Not everyone has been charmed by UIC’s approach. “Bob values the play of ideas, and I think that’s laudable,” says Chicago Tribune architecture critic Blair Kamin. “But architecture isn’t a sandbox.” During the 2015 Chicago biennial, Kamin took aim at “The Big Shift,” a proposal by UIC professor Andrew Moddrell, AIA, to fill in Lake Michigan east of Lake Shore Drive with a new skyscraper district. It was a radical violation of the city’s foundational injunction to keep the lakefront “forever open, clear, and free,” and Somol’s support “revealed a sensibility that celebrated big ideas at the expense of granular human reality,” Kamin says. It was a “solution in search of a problem.”

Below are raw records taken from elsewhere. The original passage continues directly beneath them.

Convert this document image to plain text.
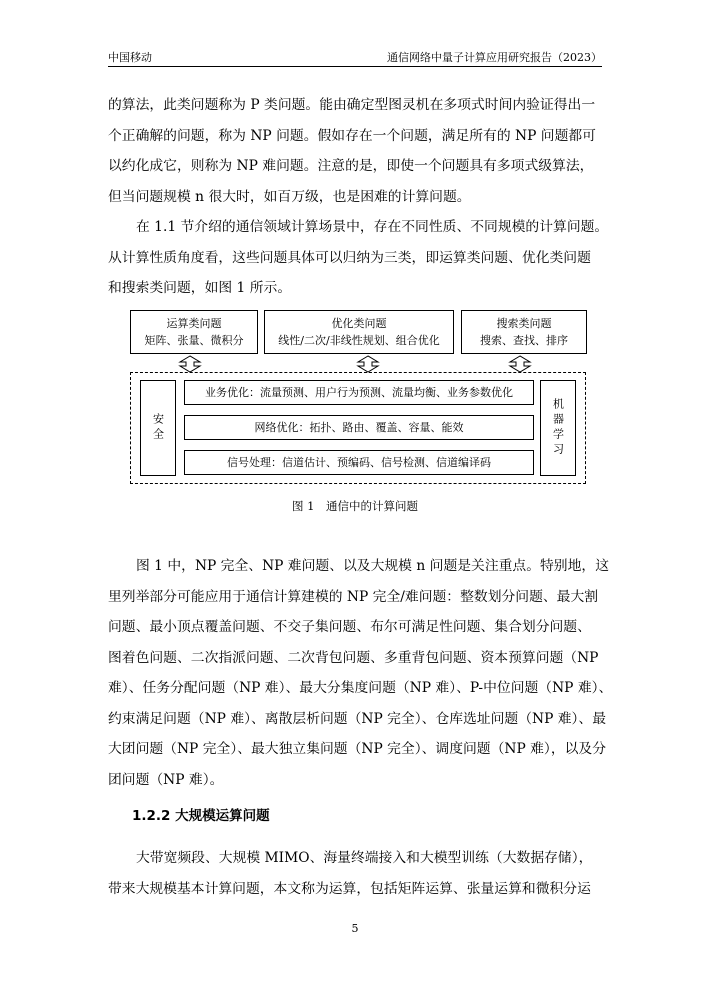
中国移动	通信网络中量子计算应用研究报告（2023）
的算法，此类问题称为 P 类问题。能由确定型图灵机在多项式时间内验证得出一
个正确解的问题，称为 NP 问题。假如存在一个问题，满足所有的 NP 问题都可
以约化成它，则称为 NP 难问题。注意的是，即使一个问题具有多项式级算法，
但当问题规模 n 很大时，如百万级，也是困难的计算问题。
在 1.1 节介绍的通信领域计算场景中，存在不同性质、不同规模的计算问题。
从计算性质角度看，这些问题具体可以归纳为三类，即运算类问题、优化类问题
和搜索类问题，如图 1 所示。
运算类问题
矩阵、张量、微积分
优化类问题
线性/二次/非线性规划、组合优化
搜索类问题
搜索、查找、排序
安全	机器学习
业务优化：流量预测、用户行为预测、流量均衡、业务参数优化
网络优化：拓扑、路由、覆盖、容量、能效
信号处理：信道估计、预编码、信号检测、信道编译码
图 1　通信中的计算问题
图 1 中，NP 完全、NP 难问题、以及大规模 n 问题是关注重点。特别地，这
里列举部分可能应用于通信计算建模的 NP 完全/难问题：整数划分问题、最大割
问题、最小顶点覆盖问题、不交子集问题、布尔可满足性问题、集合划分问题、
图着色问题、二次指派问题、二次背包问题、多重背包问题、资本预算问题（NP
难）、任务分配问题（NP 难）、最大分集度问题（NP 难）、P-中位问题（NP 难）、
约束满足问题（NP 难）、离散层析问题（NP 完全）、仓库选址问题（NP 难）、最
大团问题（NP 完全）、最大独立集问题（NP 完全）、调度问题（NP 难），以及分
团问题（NP 难）。
1.2.2 大规模运算问题
大带宽频段、大规模 MIMO、海量终端接入和大模型训练（大数据存储），
带来大规模基本计算问题，本文称为运算，包括矩阵运算、张量运算和微积分运
5
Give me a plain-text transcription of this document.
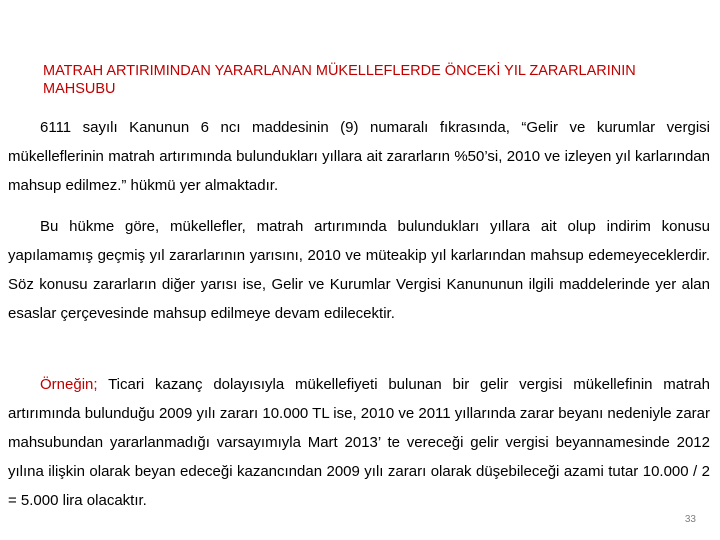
MATRAH ARTIRIMINDAN YARARLANAN MÜKELLEFLERDE ÖNCEKİ YIL ZARARLARININ MAHSUBU

6111 sayılı Kanunun 6 ncı maddesinin (9) numaralı fıkrasında, “Gelir ve kurumlar vergisi mükelleflerinin matrah artırımında bulundukları yıllara ait zararların %50’si, 2010 ve izleyen yıl karlarından mahsup edilmez.” hükmü yer almaktadır.

Bu hükme göre, mükellefler, matrah artırımında bulundukları yıllara ait olup indirim konusu yapılamamış geçmiş yıl zararlarının yarısını, 2010 ve müteakip yıl karlarından mahsup edemeyeceklerdir. Söz konusu zararların diğer yarısı ise, Gelir ve Kurumlar Vergisi Kanununun ilgili maddelerinde yer alan esaslar çerçevesinde mahsup edilmeye devam edilecektir.

Örneğin; Ticari kazanç dolayısıyla mükellefiyeti bulunan bir gelir vergisi mükellefinin matrah artırımında bulunduğu 2009 yılı zararı 10.000 TL ise, 2010 ve 2011 yıllarında zarar beyanı nedeniyle zarar mahsubundan yararlanmadığı varsayımıyla Mart 2013’ te vereceği gelir vergisi beyannamesinde 2012 yılına ilişkin olarak beyan edeceği kazancından 2009 yılı zararı olarak düşebileceği azami tutar 10.000 / 2 = 5.000 lira olacaktır.

33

The emphasis on speculative bombast might also seem misguided given the school’s diverse student body. Of the 312 undergraduates enrolled in fall 2016, 41 percent were Hispanic and 9 percent African-American. Which raises the question: Wouldn’t some students be better served with a more pragmatic education that would help them serve their local communities?
Kevin Meyer, a 2012 UIC graduate, doesn’t think so. Meyer now works at Juan Gabriel Moreno Architects (JGMA), one of Chicago’s most progressive young firms, where eight employees—about half the staff—are UIC graduates. He believes you can learn how to work in a firm when you work in a firm; what young architects need, he says, is “visionary exploration.”
For Gibson, UIC’s outsider status is itself a way to cultivate diversity in design. “Everyone is new here, and the work is strange to everyone, regardless of their background. That common ‘otherness’ that’s inherent to the work allows a common ground for all sorts of different backgrounds to engage one another.”
Architecture’s professional associations and design press, says Graham Foundation director Sarah Herda, often have “a kind of aggression towards the development of ideas. A school is a crucial place to do that. Because where else in the profession can you, where you don’t have the constraints of a client? [Somol] really fights for that space.”
Moving on to the Next Thing
A decade, which is the length of Somol’s tenure so far, is a short time in the history of a school. “When you look back on programs that had any historical weight, you see people like John Hejduk at the Cooper Union for 30-plus years,” says Lee. “Slowly, we’re beginning to feel the resonance of the young people Bob plucked from nowhere.”
But how long will the current moment last? Tigerman, now 80, has witnessed the ebb and flow of countless movements during his career. “Somol is having his day today,” says Tigerman. “[His] time is now, and God bless him, he deserves it. But it isn’t the future.”
Somol doesn’t disagree. As engaged as UIC has been with the mutating whirlpools of pop culture, he remains wary that today’s look is tomorrow’s fad. When Somol taught at UIC in the ’90s, Tigerman warned the faculty of “clipping coupons on yourself”; that is, always going for the easy win, the value purchase. That’s what Somol wants to avoid now: “Our job has to be to move onto the next thing, now that [the current thing] been a little bit co-opted. In a way, we’re better as an incubator of new ideas, and not necessarily as a marketer of them.”
It’s an academic ethos that reflects the architecture the school produces: Make no assumptions about how the world looks or functions. And, more importantly, remember that everything is plastic and mutable, even your own hard-earned success.